Frankly, this raises questions about racism that should prick the conscience of Europeans even more than the picture of that drowned Syrian boy did. As it happens, I alluded to those questions, and offered the only possible answer to them all in “Europeans Erecting High Fences to Maintain Good Relations with African Neighbors,” October 8, 2005, which includes this prescient equally prescient observation.
________________
There’s no denying that America has an arbitrary, even mercenary, immigration policy – highlighted by a racist Wet Foot, Dry Foot system that grants Cuban migrants an EZ pass, but repatriates Haitian migrants summarily. Yet, compared with that of other countries, America has by far the most inviting and humane policy of them all.
This fact is finally coming into stark relief for Europeans who once chided Americans with righteous indignation for their treatment of [undesirable] migrants. Because African migrants are now posing the same challenges for Europe that Haitian migrants have been posing for the United States for decades.
__________________
In a bit of perverse symmetry, it’s arguable that Europeans accepting Syrians but rejecting Africans in this context is analogous to Americans accepting Cubans but rejecting Haitians.
In both cases, Whites betray a clear preference for migrants who appear higher on the de facto racial totem pole; you know, the way Whites in Apartheid South Africa assigned Brown (or colored people) to a caste above Black ones. Only divide-and-marginalize racism explains this disparate treatment of Brown and Black refugees.
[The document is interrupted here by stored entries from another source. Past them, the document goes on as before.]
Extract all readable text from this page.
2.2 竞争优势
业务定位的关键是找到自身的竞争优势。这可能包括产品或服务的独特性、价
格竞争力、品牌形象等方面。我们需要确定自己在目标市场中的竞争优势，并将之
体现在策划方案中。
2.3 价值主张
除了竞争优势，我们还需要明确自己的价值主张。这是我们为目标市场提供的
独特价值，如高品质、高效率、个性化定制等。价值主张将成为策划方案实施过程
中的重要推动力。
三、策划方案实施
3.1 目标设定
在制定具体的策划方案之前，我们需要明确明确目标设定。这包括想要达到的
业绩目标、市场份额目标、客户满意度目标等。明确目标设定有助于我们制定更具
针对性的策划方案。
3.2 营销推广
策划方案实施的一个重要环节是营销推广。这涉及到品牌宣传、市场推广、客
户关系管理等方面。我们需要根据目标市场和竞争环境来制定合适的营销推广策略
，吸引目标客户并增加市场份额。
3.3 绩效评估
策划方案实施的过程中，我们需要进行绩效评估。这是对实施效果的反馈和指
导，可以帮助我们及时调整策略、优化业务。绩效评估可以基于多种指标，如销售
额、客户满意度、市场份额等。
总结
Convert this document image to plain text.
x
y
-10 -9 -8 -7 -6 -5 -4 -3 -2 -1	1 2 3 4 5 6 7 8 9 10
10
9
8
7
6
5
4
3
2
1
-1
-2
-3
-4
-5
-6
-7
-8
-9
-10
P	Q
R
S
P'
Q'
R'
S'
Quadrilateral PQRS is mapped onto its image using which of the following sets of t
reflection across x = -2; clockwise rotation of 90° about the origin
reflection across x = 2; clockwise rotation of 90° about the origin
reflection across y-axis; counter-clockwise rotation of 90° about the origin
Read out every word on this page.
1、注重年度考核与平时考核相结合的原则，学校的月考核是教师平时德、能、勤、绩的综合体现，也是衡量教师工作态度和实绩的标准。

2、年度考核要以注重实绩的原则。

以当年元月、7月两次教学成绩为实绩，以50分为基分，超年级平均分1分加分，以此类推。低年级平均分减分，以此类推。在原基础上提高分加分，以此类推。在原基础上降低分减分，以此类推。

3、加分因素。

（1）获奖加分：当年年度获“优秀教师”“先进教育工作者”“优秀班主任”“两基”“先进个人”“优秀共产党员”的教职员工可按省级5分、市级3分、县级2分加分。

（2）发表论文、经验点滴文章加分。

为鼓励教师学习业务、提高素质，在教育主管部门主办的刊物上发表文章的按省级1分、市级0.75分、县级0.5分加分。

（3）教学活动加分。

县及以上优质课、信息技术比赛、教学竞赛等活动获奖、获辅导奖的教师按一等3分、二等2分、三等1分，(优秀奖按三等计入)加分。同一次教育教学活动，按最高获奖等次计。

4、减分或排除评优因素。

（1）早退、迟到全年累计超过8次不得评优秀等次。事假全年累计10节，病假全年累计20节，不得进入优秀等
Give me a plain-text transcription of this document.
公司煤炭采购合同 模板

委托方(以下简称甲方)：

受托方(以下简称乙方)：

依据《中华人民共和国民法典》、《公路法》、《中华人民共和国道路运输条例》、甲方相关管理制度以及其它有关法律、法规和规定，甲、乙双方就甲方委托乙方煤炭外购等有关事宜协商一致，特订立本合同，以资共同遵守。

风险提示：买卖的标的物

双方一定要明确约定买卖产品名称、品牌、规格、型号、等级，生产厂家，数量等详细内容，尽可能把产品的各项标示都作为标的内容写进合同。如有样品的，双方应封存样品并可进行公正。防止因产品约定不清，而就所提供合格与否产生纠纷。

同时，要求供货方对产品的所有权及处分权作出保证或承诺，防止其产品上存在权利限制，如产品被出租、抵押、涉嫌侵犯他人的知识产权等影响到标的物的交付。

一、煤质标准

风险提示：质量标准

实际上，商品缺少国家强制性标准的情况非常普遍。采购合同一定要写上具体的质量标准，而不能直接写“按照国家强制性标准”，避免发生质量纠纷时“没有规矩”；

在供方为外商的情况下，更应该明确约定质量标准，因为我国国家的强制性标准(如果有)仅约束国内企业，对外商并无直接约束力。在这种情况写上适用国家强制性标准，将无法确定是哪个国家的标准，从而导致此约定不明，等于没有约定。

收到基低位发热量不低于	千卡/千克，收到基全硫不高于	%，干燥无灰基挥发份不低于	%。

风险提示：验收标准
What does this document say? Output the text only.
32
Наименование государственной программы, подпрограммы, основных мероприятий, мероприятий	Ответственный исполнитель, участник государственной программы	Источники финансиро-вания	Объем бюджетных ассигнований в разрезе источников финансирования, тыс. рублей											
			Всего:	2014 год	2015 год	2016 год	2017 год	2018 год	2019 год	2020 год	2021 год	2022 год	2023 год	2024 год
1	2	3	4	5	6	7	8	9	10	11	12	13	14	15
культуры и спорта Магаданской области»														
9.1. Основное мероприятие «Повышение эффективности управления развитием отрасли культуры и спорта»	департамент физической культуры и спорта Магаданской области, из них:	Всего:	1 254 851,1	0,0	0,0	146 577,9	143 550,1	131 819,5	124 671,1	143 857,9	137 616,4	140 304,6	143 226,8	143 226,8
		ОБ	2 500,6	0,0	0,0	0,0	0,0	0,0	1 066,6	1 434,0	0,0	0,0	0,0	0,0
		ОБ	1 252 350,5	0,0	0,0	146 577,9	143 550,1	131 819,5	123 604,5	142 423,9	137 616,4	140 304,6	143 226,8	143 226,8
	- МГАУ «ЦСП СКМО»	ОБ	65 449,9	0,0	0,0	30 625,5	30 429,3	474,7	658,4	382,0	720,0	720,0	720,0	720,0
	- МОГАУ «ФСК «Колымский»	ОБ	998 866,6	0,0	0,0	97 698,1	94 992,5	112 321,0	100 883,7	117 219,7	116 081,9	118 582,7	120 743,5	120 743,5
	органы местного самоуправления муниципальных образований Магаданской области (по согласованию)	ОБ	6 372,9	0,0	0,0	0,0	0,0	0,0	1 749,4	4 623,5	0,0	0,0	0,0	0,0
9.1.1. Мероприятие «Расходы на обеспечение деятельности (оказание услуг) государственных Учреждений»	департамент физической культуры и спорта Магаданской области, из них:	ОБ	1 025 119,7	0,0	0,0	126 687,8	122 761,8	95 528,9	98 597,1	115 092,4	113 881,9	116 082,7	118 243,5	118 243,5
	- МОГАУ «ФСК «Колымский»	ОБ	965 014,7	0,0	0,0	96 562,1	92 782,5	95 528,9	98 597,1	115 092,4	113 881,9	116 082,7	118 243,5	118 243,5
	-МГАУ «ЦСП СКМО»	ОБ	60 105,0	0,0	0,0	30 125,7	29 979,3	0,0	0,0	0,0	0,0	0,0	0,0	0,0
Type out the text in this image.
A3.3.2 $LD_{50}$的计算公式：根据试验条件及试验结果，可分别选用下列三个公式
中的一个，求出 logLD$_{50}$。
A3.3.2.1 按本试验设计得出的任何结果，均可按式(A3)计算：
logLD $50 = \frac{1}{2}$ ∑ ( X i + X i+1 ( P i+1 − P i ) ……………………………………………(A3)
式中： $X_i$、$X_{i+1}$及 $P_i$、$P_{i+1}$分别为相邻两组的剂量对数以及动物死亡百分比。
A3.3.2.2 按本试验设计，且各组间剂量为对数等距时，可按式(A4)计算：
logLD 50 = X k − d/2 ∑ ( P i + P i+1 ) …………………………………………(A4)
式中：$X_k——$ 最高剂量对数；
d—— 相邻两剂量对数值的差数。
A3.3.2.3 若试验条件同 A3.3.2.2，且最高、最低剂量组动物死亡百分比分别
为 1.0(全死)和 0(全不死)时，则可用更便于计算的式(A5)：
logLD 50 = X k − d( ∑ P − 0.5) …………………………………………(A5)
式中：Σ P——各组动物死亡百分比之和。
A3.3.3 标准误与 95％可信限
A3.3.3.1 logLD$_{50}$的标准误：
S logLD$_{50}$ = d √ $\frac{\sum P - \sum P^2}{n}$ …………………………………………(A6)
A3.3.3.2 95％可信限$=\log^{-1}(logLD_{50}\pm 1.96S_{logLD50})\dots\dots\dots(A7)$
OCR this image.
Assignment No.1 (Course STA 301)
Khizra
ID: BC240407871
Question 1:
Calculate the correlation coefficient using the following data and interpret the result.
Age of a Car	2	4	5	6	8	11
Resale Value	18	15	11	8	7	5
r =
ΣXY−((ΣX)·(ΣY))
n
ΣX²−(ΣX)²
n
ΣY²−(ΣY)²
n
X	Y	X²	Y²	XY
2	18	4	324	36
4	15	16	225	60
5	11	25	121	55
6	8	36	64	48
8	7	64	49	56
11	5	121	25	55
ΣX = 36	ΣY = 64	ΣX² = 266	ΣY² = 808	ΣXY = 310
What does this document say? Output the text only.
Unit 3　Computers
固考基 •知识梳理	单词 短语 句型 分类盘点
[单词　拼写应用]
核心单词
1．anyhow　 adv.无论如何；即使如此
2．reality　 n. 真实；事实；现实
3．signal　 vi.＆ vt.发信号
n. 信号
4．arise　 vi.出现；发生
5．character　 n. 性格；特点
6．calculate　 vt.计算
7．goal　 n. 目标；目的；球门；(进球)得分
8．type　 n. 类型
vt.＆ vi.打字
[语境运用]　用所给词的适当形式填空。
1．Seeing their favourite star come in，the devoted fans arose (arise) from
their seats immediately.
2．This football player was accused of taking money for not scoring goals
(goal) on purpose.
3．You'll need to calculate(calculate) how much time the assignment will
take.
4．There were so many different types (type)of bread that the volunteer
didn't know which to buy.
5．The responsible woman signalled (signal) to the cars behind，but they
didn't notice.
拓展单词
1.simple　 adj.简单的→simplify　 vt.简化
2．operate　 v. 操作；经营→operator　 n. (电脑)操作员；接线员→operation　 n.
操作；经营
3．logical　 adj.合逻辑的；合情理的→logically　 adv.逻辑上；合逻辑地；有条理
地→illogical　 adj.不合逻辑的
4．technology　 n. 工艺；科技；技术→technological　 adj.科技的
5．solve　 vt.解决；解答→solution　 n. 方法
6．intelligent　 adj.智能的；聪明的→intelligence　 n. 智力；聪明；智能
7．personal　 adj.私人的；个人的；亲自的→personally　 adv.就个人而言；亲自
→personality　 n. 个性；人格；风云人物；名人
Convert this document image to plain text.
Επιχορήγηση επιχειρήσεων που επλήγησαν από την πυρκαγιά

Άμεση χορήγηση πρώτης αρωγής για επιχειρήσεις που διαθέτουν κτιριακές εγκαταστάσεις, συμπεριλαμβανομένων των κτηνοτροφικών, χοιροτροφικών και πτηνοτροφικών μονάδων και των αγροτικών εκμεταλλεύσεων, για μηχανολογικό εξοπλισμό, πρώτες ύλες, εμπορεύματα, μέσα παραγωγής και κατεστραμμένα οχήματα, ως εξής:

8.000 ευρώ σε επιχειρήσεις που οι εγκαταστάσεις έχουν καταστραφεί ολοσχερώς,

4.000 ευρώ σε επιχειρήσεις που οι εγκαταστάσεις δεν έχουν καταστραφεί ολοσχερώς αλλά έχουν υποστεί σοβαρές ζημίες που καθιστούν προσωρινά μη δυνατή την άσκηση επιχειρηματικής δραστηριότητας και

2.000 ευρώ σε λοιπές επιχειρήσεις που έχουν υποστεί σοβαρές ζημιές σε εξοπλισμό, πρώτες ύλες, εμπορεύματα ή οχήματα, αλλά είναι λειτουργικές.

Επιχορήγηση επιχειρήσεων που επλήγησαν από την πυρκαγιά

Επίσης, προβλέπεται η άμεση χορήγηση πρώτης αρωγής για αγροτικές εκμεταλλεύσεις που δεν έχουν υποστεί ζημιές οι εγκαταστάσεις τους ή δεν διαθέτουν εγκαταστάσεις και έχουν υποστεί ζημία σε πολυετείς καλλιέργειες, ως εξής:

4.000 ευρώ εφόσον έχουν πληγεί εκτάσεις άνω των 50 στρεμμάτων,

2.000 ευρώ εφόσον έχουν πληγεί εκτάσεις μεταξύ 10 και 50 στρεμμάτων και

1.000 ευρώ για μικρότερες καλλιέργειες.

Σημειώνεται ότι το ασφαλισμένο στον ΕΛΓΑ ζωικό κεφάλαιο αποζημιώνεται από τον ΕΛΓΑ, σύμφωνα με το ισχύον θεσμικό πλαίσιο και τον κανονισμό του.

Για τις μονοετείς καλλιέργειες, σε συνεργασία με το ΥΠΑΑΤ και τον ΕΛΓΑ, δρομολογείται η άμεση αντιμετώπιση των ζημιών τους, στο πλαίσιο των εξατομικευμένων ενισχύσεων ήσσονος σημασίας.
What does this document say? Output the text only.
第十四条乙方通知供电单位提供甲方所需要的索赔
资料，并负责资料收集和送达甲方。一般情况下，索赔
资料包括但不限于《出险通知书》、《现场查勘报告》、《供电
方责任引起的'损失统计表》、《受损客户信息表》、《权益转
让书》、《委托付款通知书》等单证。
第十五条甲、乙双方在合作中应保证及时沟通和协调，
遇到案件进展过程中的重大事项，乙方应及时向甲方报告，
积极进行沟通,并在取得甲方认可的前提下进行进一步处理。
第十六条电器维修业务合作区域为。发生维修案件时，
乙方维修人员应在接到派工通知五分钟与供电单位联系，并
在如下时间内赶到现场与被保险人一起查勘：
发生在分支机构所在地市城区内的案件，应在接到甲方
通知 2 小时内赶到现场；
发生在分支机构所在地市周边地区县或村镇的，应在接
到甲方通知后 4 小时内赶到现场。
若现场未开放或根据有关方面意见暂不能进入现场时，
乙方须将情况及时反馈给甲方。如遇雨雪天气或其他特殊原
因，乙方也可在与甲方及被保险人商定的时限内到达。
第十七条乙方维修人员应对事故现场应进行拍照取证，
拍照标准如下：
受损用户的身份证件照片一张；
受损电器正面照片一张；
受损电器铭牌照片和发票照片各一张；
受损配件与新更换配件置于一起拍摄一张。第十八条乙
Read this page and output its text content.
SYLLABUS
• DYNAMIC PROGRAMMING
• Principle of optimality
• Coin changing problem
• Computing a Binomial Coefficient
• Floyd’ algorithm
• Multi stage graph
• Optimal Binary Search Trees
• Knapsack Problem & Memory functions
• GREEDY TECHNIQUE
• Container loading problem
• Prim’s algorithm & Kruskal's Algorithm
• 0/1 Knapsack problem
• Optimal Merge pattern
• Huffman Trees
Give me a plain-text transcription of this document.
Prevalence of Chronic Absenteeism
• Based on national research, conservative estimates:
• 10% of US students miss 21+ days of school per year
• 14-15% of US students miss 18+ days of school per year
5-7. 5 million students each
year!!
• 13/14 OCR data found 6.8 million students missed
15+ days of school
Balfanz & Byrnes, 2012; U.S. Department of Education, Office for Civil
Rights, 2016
Finally, I cannot overstate this observation on the pathological refusal of Africans to assume any responsibility for resolving humanitarian crises in their midst:
I just hope the damning irony is not lost on any proud African that, 50 years after decolonization, hundreds of Africans (men, women, and children) are risking their lives, practically every day, to subjugate themselves to the paternal mercies of their former colonial masters in Europe.
(“African Migrants Turning Mediterranean Sea into Vast Cemetery,” The iPINIONS Journal, February 12, 2015)
In a similar vein, I hope the equally damning irony is not lost on any proud Arab that, despite their profligate wealth, the royal rulers of Saudi Arabia, Qatar, Kuwait, UAE, and Bahrain are reportedly showing no interest in resettling any of these Syrian refugees. For surely this makes a mockery of any claim to religious and/or cultural pride in the Muslim world.
It’s shameful enough that they are sitting on their thrones and expecting the United States to protect their respective kingdoms from ISIS (i.e., the way it protected them from al-Qaeda). But the least these regal bastards can do is fund the UN food program for hundreds of thousands of Syrian refugees now living in Jordan – given the SOS the UN sent out this weekend for $236 million just to continue this program through November.
This is why imperious Arab and unscrupulous African leaders are as worthy of condemnation for willfully leaving it to European leaders to deal with this migrant crisis as presumptuous American leaders are for triggering (so much of) it in the first place.